Computing, Management Experts Evaluate Online Privacy Impact on Society
The risks of negative side effects from online privacy laws are being studied by researchers in NJIT's Martin Tuchman School of Management and Ying Wu College of Computing, in collaboration with Carnegie Mellon and Cornell universities, based on $1.2 million in National Science Foundation grants.
They want to examine assertions from news and media companies that privacy regulations are hurting ordinary users, because the regulations hamper publishers' financial viability, resulting in lower quality content or even the prospect of none at all.

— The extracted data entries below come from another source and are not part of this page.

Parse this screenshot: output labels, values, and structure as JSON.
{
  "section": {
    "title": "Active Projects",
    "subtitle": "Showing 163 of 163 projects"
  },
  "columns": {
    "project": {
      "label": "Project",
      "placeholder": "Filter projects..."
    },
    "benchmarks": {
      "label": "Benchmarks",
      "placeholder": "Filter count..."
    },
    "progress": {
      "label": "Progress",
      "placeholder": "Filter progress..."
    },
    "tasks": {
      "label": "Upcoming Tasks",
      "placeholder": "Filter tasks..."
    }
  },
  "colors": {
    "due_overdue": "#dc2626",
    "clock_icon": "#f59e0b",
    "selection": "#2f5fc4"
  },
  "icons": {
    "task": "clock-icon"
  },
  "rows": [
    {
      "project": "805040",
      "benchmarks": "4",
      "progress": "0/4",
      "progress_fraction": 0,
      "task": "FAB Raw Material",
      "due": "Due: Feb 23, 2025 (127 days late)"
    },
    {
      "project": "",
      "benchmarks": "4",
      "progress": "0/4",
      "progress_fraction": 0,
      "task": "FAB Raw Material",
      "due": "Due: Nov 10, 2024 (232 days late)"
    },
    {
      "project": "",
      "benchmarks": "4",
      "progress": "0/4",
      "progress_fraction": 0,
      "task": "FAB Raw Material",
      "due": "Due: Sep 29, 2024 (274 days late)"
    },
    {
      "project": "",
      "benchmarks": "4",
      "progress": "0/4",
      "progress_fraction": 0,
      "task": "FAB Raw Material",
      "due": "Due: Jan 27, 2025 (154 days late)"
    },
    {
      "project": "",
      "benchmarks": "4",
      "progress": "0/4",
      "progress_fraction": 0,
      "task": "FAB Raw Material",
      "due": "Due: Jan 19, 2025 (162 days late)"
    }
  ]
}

If publisher concerns are valid — in claims that they're being shortchanged by advertising platforms on one side, while being pressed by users on the other side for free-content or low subscription prices, total privacy, and removal of intrusive ads — then the repercussions could be disastrous.
"In some sense, you could even claim that our democracy depends on the content that we get for free online [so] if you want lots of publishers and lots of different points of view, then you need to find a balance between privacy and profits," explained Professor Cristian Borcea, from Ying Wu College of Computing.

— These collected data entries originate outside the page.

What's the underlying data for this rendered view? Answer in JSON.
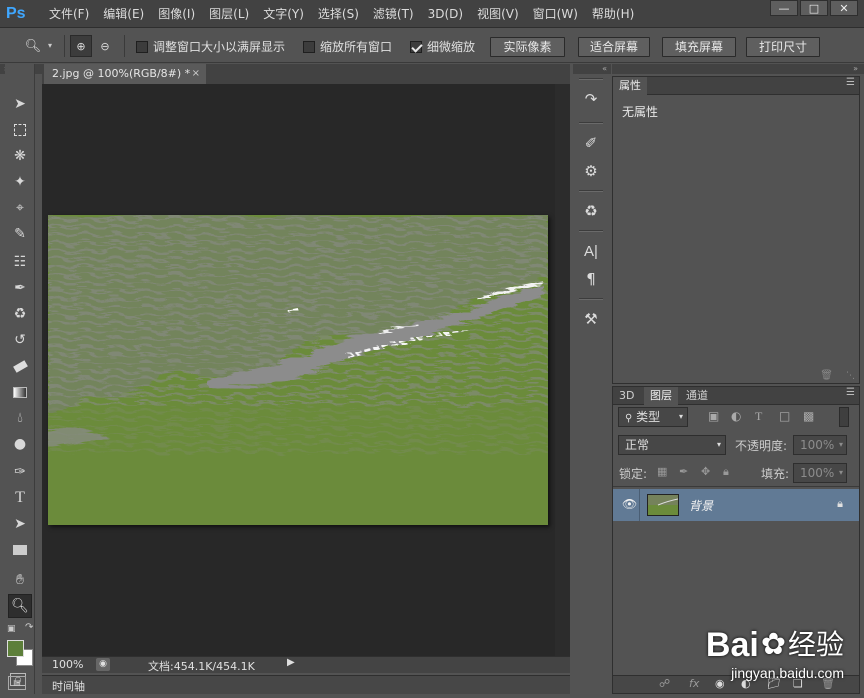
{
  "app": {
    "logo": "Ps"
  },
  "menu": [
    "文件(F)",
    "编辑(E)",
    "图像(I)",
    "图层(L)",
    "文字(Y)",
    "选择(S)",
    "滤镜(T)",
    "3D(D)",
    "视图(V)",
    "窗口(W)",
    "帮助(H)"
  ],
  "options": {
    "resize_window": "调整窗口大小以满屏显示",
    "zoom_all_windows": "缩放所有窗口",
    "scrubby_zoom": "细微缩放",
    "scrubby_zoom_checked": true,
    "resize_window_checked": false,
    "zoom_all_checked": false,
    "actual_pixels": "实际像素",
    "fit_screen": "适合屏幕",
    "fill_screen": "填充屏幕",
    "print_size": "打印尺寸"
  },
  "document": {
    "tab_title": "2.jpg @ 100%(RGB/8#) *",
    "zoom": "100%",
    "doc_info": "文档:454.1K/454.1K"
  },
  "timeline": {
    "label": "时间轴"
  },
  "properties": {
    "tab": "属性",
    "content": "无属性"
  },
  "layers_panel": {
    "tabs": [
      "3D",
      "图层",
      "通道"
    ],
    "active_tab": "图层",
    "filter": "类型",
    "blend_mode": "正常",
    "opacity_label": "不透明度:",
    "opacity_value": "100%",
    "lock_label": "锁定:",
    "fill_label": "填充:",
    "fill_value": "100%",
    "layers": [
      {
        "name": "背景",
        "visible": true,
        "locked": true
      }
    ]
  },
  "watermark": {
    "brand": "Bai",
    "brand_cn": "经验",
    "url": "jingyan.baidu.com"
  },
  "colors": {
    "foreground": "#5d7f3a",
    "background": "#ffffff",
    "image_green": "#6a8a3a",
    "selected_layer": "#617a95"
  }
}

Given these risks, Borcea said, "Essentially we want to see the effect of these new privacy regulations both on the publishers, on the one hand — can they still make money, can they survive — and on the users on the other hand, does the privacy of the users improve using these regulations? Or is it all for nothing, that we have to click on a [privacy agreement] button when we go to these websites and nothing happens in the end?"
Borcea handles the publishing side and intends for his student to develop an open-source compliance-checking program. This project is in collaboration with four major publishing companies which are actively cooperating with the researchers. The publishers are not providing any funds, he noted.
Professor Yi Chen, who studies business data science in Martin Tuchman School of Management, focuses on end user privacy protection and their experiences. Professors Alessandro Acquisti and Cristobal Cheyre, at CMU and Cornell respectively, focus on the economic aspects of online privacy.
Grant money, $600,000 of which is for the NJIT team, will fund one graduate student for each of the four professors. The students will conduct data analytics studies.
"Really, how much privacy protection has been achieved? How useful these publishers' privacy implementations are, in reality, is not clear. How does privacy protection affect user experience and their engagement on the website? It can vary a lot among different implementations, among different publishers," observed Chen, the Martin Tuchman '62 Chair. "I think we might discover that parts of the regulations don't make a whole lot of sense," Borcea added.
Chen and Borcea suggested that a compromise between publisher profits and user privacy may exist in the application of machine learning software. They proposed a similar solution in collaboration with Forbes, an online publisher, on balancing online display advertising with user experience by developing machine learning and data science techniques.
One of their studies is to determine on-the-fly how a website reacts to ad-blockers based on current data and historical trends. They wrote about this approach in a 2022 article, Personalized Dynamic Counter Ad-Blocking Using Deep Learning, for the IEEE Transactions on Knowledge and Data Engineering.